Domaine : enjeux et vie humaine

Programme soutien à la recherche pour la relève professorale

Concours 2016-2017

« Quelle sorte de personne devrais-je être, et comment puis-je devenir cette personne? » Voilà ce qui constitue le fil conducteur de la tradition aristotélicienne de l'éthique de la vertu. En insistant sur la formation du caractère de la personne au lieu de l'évaluation de son action isolée, l'éthique de la vertu se démarque des autres théories morales. Selon cette philosophie néo-aristotélicienne, il nous faudrait effectuer un retour au « caractère situé » afin de fournir une explication adéquate de notre expérience « corporelle » et « temporelle ». Or d'une part, nous pensons que les concepts de corporéité et de temporalité n'ont pas été suffisamment étudiés dans cette tradition. D'autre part, alors que ces concepts se trouvent au cœur de la philosophie continentale (existentialisme et phénoménologie), nous n'y trouvons pas la trace d'une exploration de la vertu.

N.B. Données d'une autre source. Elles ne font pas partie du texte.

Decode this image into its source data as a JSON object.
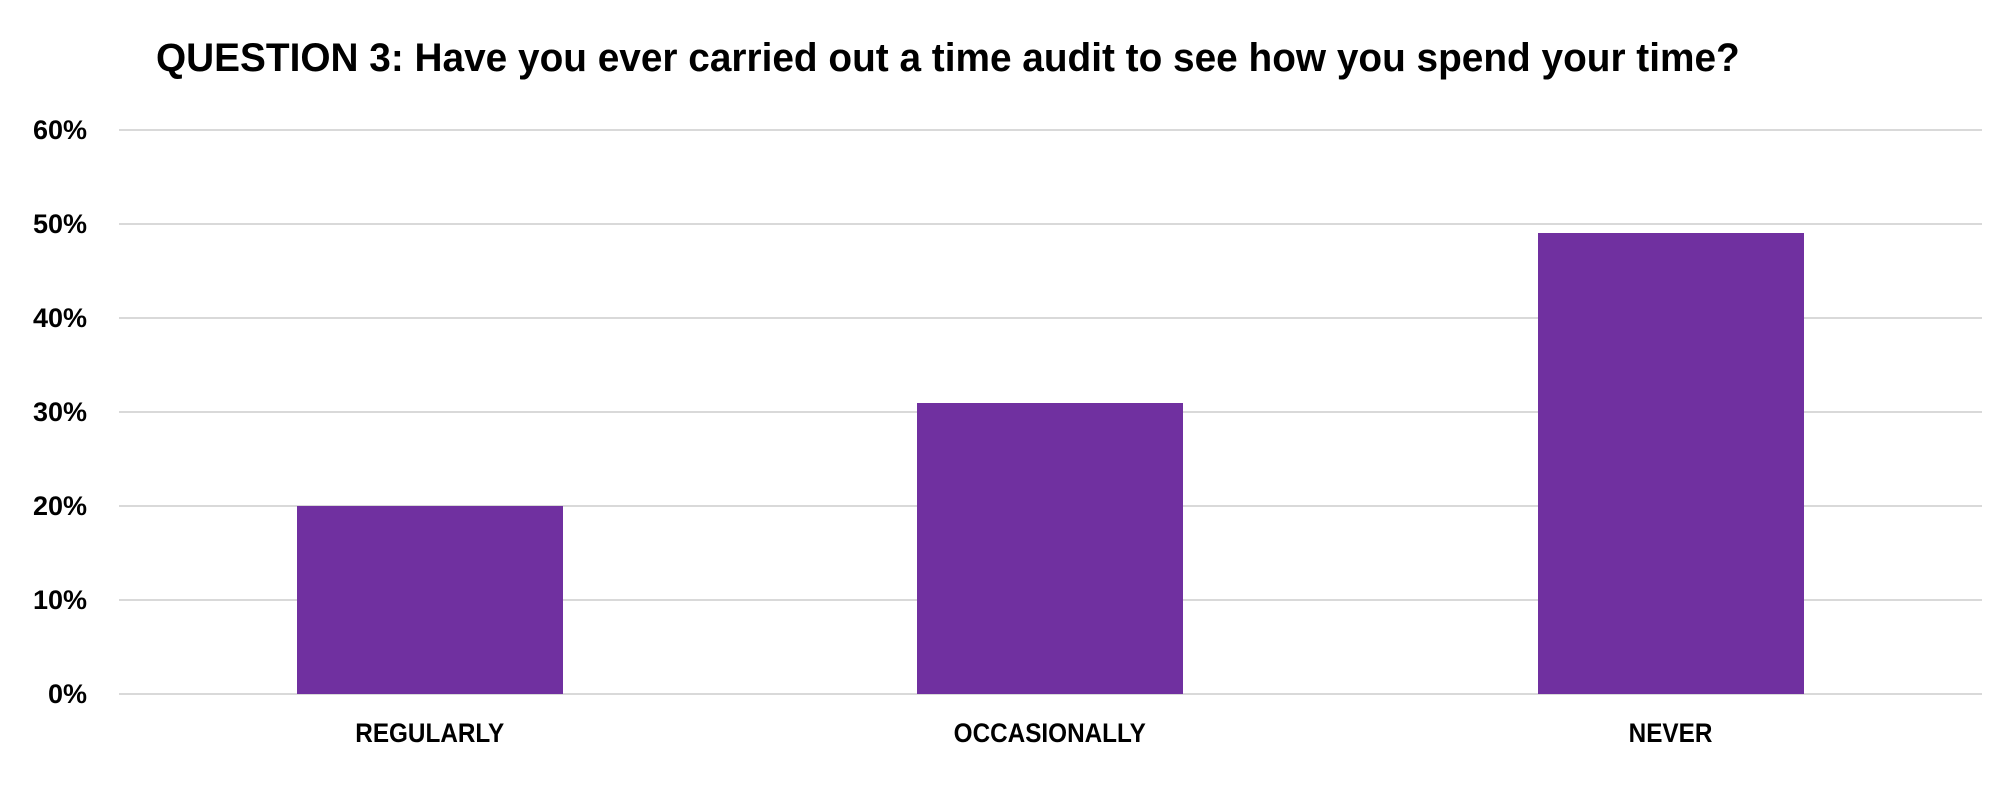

Notre point de départ est donc le double constat suivant : (i) l'éthique de la vertu ignore le fondement existentiel-phénoménologique nécessaire pour penser les concepts de corporéité et de temporalité, et (ii) la phénoménologie et l'existentialisme ignorent l'éthique de la vertu, et ce même si cette dernière se trouve nécessairement impliquée par ces concepts dans la formation du caractère de l'individu. En examinant l'expérience vécue de la vertu, c'est-à-dire l'action « sous le poids » de la responsabilité, nous chercherons à développer une éthique de la vertu qui sera « existentielle-phénoménologique » et qui permettra d'approfondir de manière inédite à la fois l'éthique et la philosophie continentale. En somme, il s'agira de tirer profit de deux méthodologies : (i) l'étude de la corporéité et de la temporalité dans l'histoire de la philosophie et (ii) l'examen phénoménologique de l'expérience vécue de la vertu.